NSA inside N Korean computer systems ahead of Sony attack

Washington knew North Korea was the culprit in the Sony Pictures hack because the NSA had already infiltrated the country's computer system four years ago according to a New York Times report today.

Following a destructive cyber-attack on South Korean banks in 2013, the NSA – with the help of South Korea and other allies - “penetrated directly" into the North's systems via Chinese networks and connections in Malaysia used by North Korean hackers, having previously focused on gathering information about the country's nuclear programme.

The NYT report cites a newly disclosed N.S.A. document (which suggests GCHQ involvement) as well as US officials and experts, who spoke on the condition of anonymity about the classified NSA operation. It claims that there are roughly 6,000 hackers working for Kim Jong-un's government, mostly commanded by the country's main intelligence service, called the Reconnaissance General Bureau, and Bureau 121, its secretive hacking unit, with a large outpost in China.

The result was the US's first explicit attribution of a cyber-attack to another government, and the first explicit retaliation for cyber-attack, including economic sanctions.

It is believed that no early notice was given to Sony about the attack, despite Pyongyang's warning that release of the movie, “the Interview' ridiculing Kim Jong-un would be an act of war, as the US did not want to expose its information-gathering activities and methods used in North Korea, and had under-estimated the likely seriousness of any attack.

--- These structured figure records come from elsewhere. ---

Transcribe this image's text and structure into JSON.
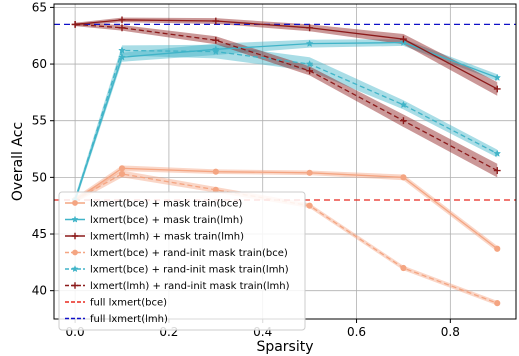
{
  "chart_data": {
    "type": "line",
    "title": "",
    "xlabel": "Sparsity",
    "ylabel": "Overall Acc",
    "xlim": [
      -0.045,
      0.94
    ],
    "ylim": [
      37.5,
      65.3
    ],
    "xticks": [
      0.0,
      0.2,
      0.4,
      0.6,
      0.8
    ],
    "xtick_labels": [
      "0.0",
      "0.2",
      "0.4",
      "0.6",
      "0.8"
    ],
    "yticks": [
      40,
      45,
      50,
      55,
      60,
      65
    ],
    "ytick_labels": [
      "40",
      "45",
      "50",
      "55",
      "60",
      "65"
    ],
    "grid": true,
    "legend_position": "lower-left",
    "x": [
      0.0,
      0.1,
      0.3,
      0.5,
      0.7,
      0.9
    ],
    "series": [
      {
        "name": "lxmert(bce) + mask train(bce)",
        "color": "#f4a582",
        "linestyle": "solid",
        "marker": "circle",
        "values": [
          48.0,
          50.8,
          50.5,
          50.4,
          50.0,
          43.7
        ],
        "band": [
          0.25,
          0.25,
          0.2,
          0.2,
          0.25,
          0.25
        ]
      },
      {
        "name": "lxmert(bce) + mask train(lmh)",
        "color": "#40b4c8",
        "linestyle": "solid",
        "marker": "star",
        "values": [
          48.0,
          60.6,
          61.3,
          61.8,
          61.9,
          58.8
        ],
        "band": [
          0.3,
          0.4,
          0.5,
          0.35,
          0.3,
          0.3
        ]
      },
      {
        "name": "lxmert(lmh) + mask train(lmh)",
        "color": "#8b1a1a",
        "linestyle": "solid",
        "marker": "plus",
        "values": [
          63.5,
          63.9,
          63.8,
          63.2,
          62.2,
          57.8
        ],
        "band": [
          0.15,
          0.2,
          0.25,
          0.3,
          0.45,
          0.6
        ]
      },
      {
        "name": "lxmert(bce) + rand-init mask train(bce)",
        "color": "#f4a582",
        "linestyle": "dashed",
        "marker": "circle",
        "values": [
          48.0,
          50.3,
          48.9,
          47.5,
          42.0,
          38.9
        ],
        "band": [
          0.25,
          0.3,
          0.25,
          0.2,
          0.2,
          0.2
        ]
      },
      {
        "name": "lxmert(bce) + rand-init mask train(lmh)",
        "color": "#40b4c8",
        "linestyle": "dashed",
        "marker": "star",
        "values": [
          48.0,
          61.2,
          61.1,
          60.0,
          56.4,
          52.1
        ],
        "band": [
          0.3,
          0.45,
          0.6,
          0.6,
          0.4,
          0.35
        ]
      },
      {
        "name": "lxmert(lmh) + rand-init mask train(lmh)",
        "color": "#8b1a1a",
        "linestyle": "dashed",
        "marker": "plus",
        "values": [
          63.5,
          63.2,
          62.1,
          59.4,
          55.0,
          50.6
        ],
        "band": [
          0.15,
          0.25,
          0.35,
          0.4,
          0.55,
          0.6
        ]
      }
    ],
    "reference_lines": [
      {
        "name": "full lxmert(bce)",
        "y": 48.0,
        "color": "#e8281f",
        "linestyle": "dashed"
      },
      {
        "name": "full lxmert(lmh)",
        "y": 63.5,
        "color": "#1010c8",
        "linestyle": "dashed"
      }
    ]
  }
}
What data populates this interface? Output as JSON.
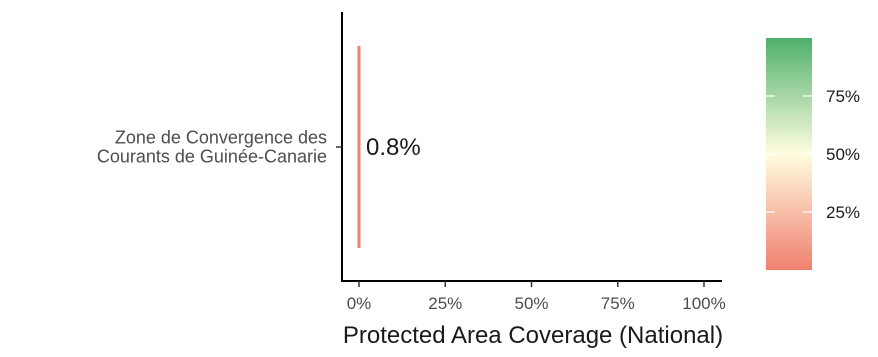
{
  "chart_data": {
    "type": "bar",
    "orientation": "horizontal",
    "categories": [
      [
        "Zone de Convergence des",
        "Courants de Guinée-Canarie"
      ]
    ],
    "values": [
      0.8
    ],
    "data_labels": [
      "0.8%"
    ],
    "xlabel": "Protected Area Coverage (National)",
    "ylabel": "",
    "xlim": [
      0,
      100
    ],
    "x_ticks": [
      0,
      25,
      50,
      75,
      100
    ],
    "x_tick_labels": [
      "0%",
      "25%",
      "50%",
      "75%",
      "100%"
    ],
    "grid": false,
    "legend": {
      "type": "colorbar",
      "placement": "right",
      "range": [
        0,
        100
      ],
      "ticks": [
        25,
        50,
        75
      ],
      "tick_labels": [
        "25%",
        "50%",
        "75%"
      ],
      "colors": [
        "#f08070",
        "#fffde0",
        "#4fb06d"
      ]
    },
    "bar_color": "#f08070",
    "colors": {
      "axis": "#000000",
      "tick_text": "#4d4d4d",
      "title_text": "#1a1a1a",
      "label_text": "#1a1a1a"
    }
  }
}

The attackers are believed to have been inside Sony's computer systems from mid-September to mid-November last year, mapping and identifying critical files and planning how to destroy computers and servers.

FBI director, James B Comey commented at a recent conference: “We could see that the IP addresses that were being used to post and to send the emails were coming from IPs that were exclusively used by the North Koreans.”  Some of these were reportedly traced to an “attack base” the northeastern Chinese city of Shenyang, where there are many North Korean-run hotels and restaurants.

Nonetheless, North Korea has denied responsibility for the atttack and threatened its own retaliation, while many experts remain skeptical about North Korean involvement and have suggested it was a disgruntled Sony employee or ex-employee or others making it appear as if the attack came from North Korean hackers.